Riris Ayumi Putri seorang gadis yang haus akan kasih sayang dan cinta dari keluarganya. Dan sialnya ia malah jatuh cinta pada kakak temannya sendiri yang umurnya terpaut jauh dengannya. Bukanya balasan cinta, justru malah luka yang selalu ia dapat.
Alkantara Adinata, malah mencintai wanita lain dan akan menikah. Ketika Riris ingin menyerah mengejarnya tiba-tiba Aira, adik dari Alkan menyuruhnya untuk menjadi pengantin pengganti kakaknya karena suatu hal. Riris pun akhirnya menikah dengan pria yang di cintainya dengan terpaksa. Ia pikir pernikahannya akan membawa kebahagiaan dengan saling mencintai. Nyatanya malah luka yang kembali ia dapat.
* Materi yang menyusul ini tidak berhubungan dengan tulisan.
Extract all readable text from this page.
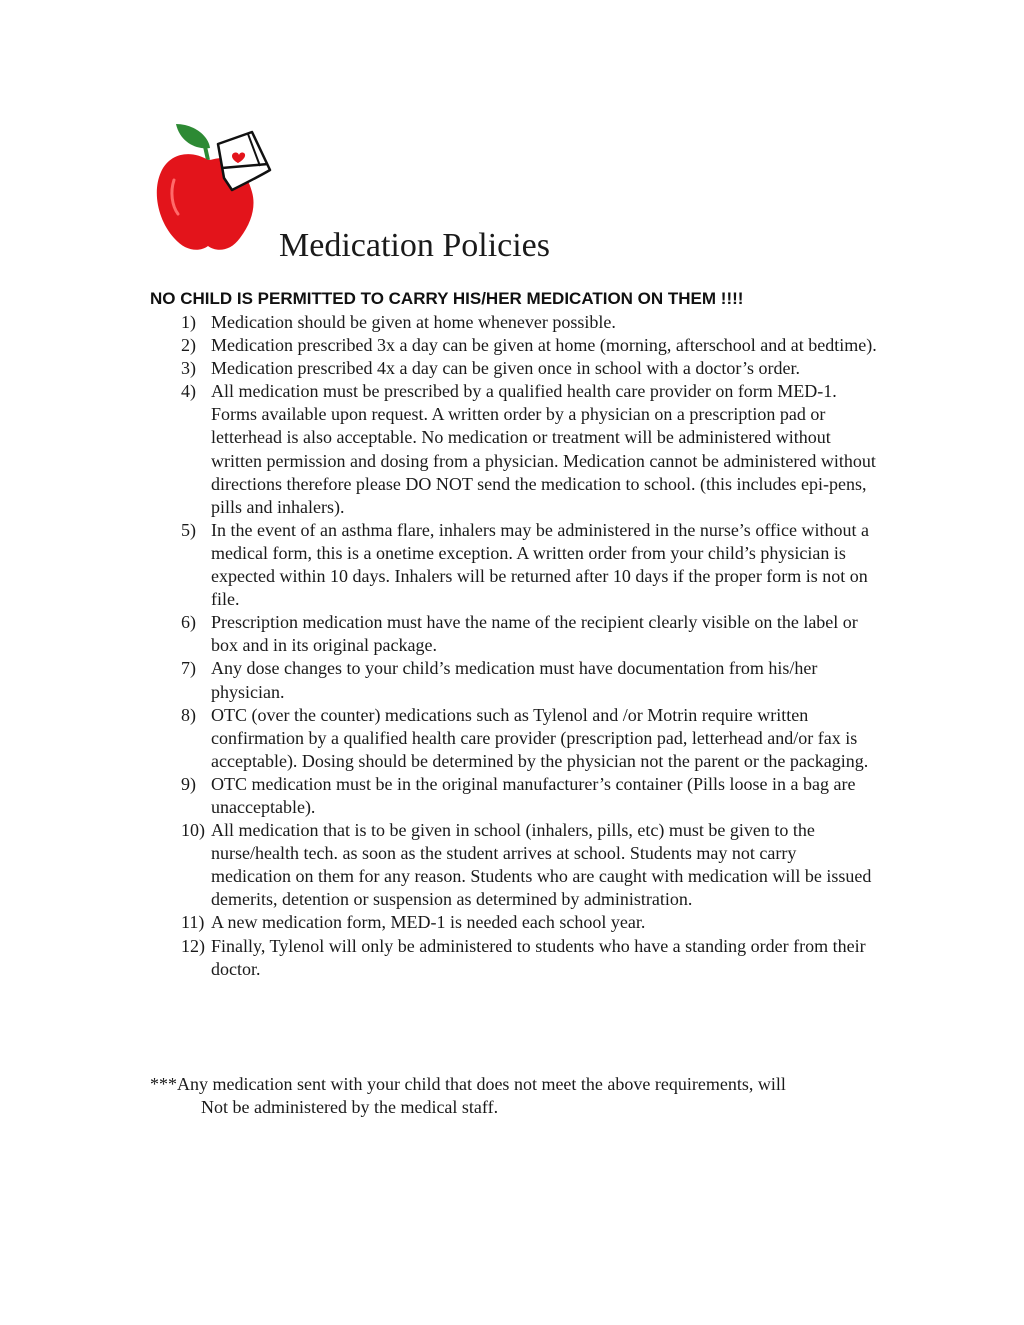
Medication Policies
NO CHILD IS PERMITTED TO CARRY HIS/HER MEDICATION ON THEM !!!!
1) Medication should be given at home whenever possible.
2) Medication prescribed 3x a day can be given at home (morning, afterschool and at bedtime).
3) Medication prescribed 4x a day can be given once in school with a doctor’s order.
4) All medication must be prescribed by a qualified health care provider on form MED-1. Forms available upon request. A written order by a physician on a prescription pad or letterhead is also acceptable. No medication or treatment will be administered without written permission and dosing from a physician. Medication cannot be administered without directions therefore please DO NOT send the medication to school. (this includes epi-pens, pills and inhalers).
5) In the event of an asthma flare, inhalers may be administered in the nurse’s office without a medical form, this is a onetime exception. A written order from your child’s physician is expected within 10 days. Inhalers will be returned after 10 days if the proper form is not on file.
6) Prescription medication must have the name of the recipient clearly visible on the label or box and in its original package.
7) Any dose changes to your child’s medication must have documentation from his/her physician.
8) OTC (over the counter) medications such as Tylenol and /or Motrin require written confirmation by a qualified health care provider (prescription pad, letterhead and/or fax is acceptable). Dosing should be determined by the physician not the parent or the packaging.
9) OTC medication must be in the original manufacturer’s container (Pills loose in a bag are unacceptable).
10) All medication that is to be given in school (inhalers, pills, etc) must be given to the nurse/health tech. as soon as the student arrives at school. Students may not carry medication on them for any reason. Students who are caught with medication will be issued demerits, detention or suspension as determined by administration.
11) A new medication form, MED-1 is needed each school year.
12) Finally, Tylenol will only be administered to students who have a standing order from their doctor.
***Any medication sent with your child that does not meet the above requirements, will
Not be administered by the medical staff.
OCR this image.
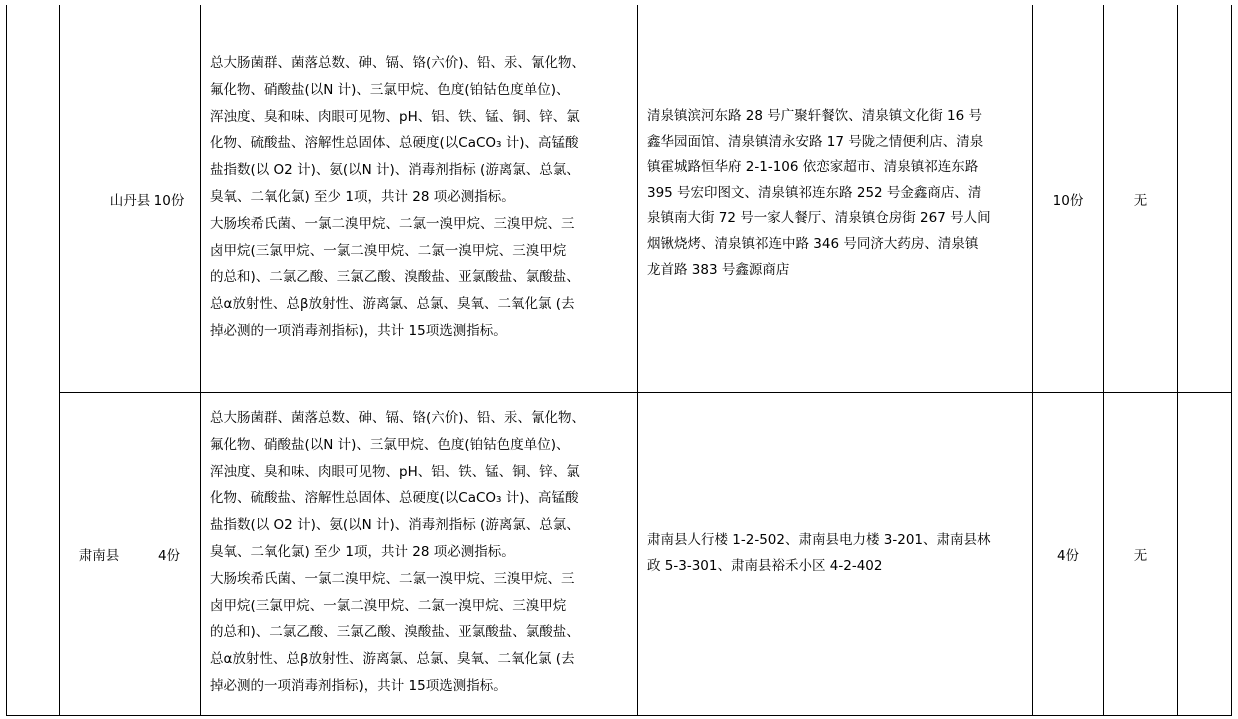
山丹县 10份

总大肠菌群、菌落总数、砷、镉、铬(六价)、铅、汞、氰化物、

氟化物、硝酸盐(以N 计)、三氯甲烷、色度(铂钴色度单位)、

浑浊度、臭和味、肉眼可见物、pH、铝、铁、锰、铜、锌、氯

化物、硫酸盐、溶解性总固体、总硬度(以CaCO₃ 计)、高锰酸

盐指数(以 O2 计)、氨(以N 计)、消毒剂指标 (游离氯、总氯、

臭氧、二氧化氯) 至少 1项，共计 28 项必测指标。

大肠埃希氏菌、一氯二溴甲烷、二氯一溴甲烷、三溴甲烷、三

卤甲烷(三氯甲烷、一氯二溴甲烷、二氯一溴甲烷、三溴甲烷

的总和)、二氯乙酸、三氯乙酸、溴酸盐、亚氯酸盐、氯酸盐、

总α放射性、总β放射性、游离氯、总氯、臭氧、二氧化氯 (去

掉必测的一项消毒剂指标)，共计 15项选测指标。

清泉镇滨河东路 28 号广聚轩餐饮、清泉镇文化街 16 号

鑫华园面馆、清泉镇清永安路 17 号陇之情便利店、清泉

镇霍城路恒华府 2-1-106 依恋家超市、清泉镇祁连东路

395 号宏印图文、清泉镇祁连东路 252 号金鑫商店、清

泉镇南大街 72 号一家人餐厅、清泉镇仓房街 267 号人间

烟锹烧烤、清泉镇祁连中路 346 号同济大药房、清泉镇

龙首路 383 号鑫源商店

10份	无
肃南县	4份

总大肠菌群、菌落总数、砷、镉、铬(六价)、铅、汞、氰化物、

氟化物、硝酸盐(以N 计)、三氯甲烷、色度(铂钴色度单位)、

浑浊度、臭和味、肉眼可见物、pH、铝、铁、锰、铜、锌、氯

化物、硫酸盐、溶解性总固体、总硬度(以CaCO₃ 计)、高锰酸

盐指数(以 O2 计)、氨(以N 计)、消毒剂指标 (游离氯、总氯、

臭氧、二氧化氯) 至少 1项，共计 28 项必测指标。

大肠埃希氏菌、一氯二溴甲烷、二氯一溴甲烷、三溴甲烷、三

卤甲烷(三氯甲烷、一氯二溴甲烷、二氯一溴甲烷、三溴甲烷

的总和)、二氯乙酸、三氯乙酸、溴酸盐、亚氯酸盐、氯酸盐、

总α放射性、总β放射性、游离氯、总氯、臭氧、二氧化氯 (去

掉必测的一项消毒剂指标)，共计 15项选测指标。

肃南县人行楼 1-2-502、肃南县电力楼 3-201、肃南县林

政 5-3-301、肃南县裕禾小区 4-2-402

4份	无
Orang selalu bilang cinta itu membuat bahagia. Namun, mengapa ia tidak bisa merasakannya? Apa sebenarnya cinta itu? Apakah cinta memiliki bentuk, aroma, atau warna? Ataukah cinta hanya perasaan yang sulit di jelaskan?
Karya ini diterbitkan atas izin NovelToon risma ayu, isi konten hanyalah pandangan pribadi pembuatnya, tidak mewakili NovelToon sendiri
Chapter 15
Hari kian berlalu, Riris sudah pulang dari rumah sakit. Semenjak kejadian waktu itu, ia tidak pernah bertemu dengan suaminya lagi. Suaminya benar-benar tidak perduli padanya. Alkan jarang pulang ke rumah entah kemana. Membuat Riris khawatir dan terus di hantui rasa bersalah.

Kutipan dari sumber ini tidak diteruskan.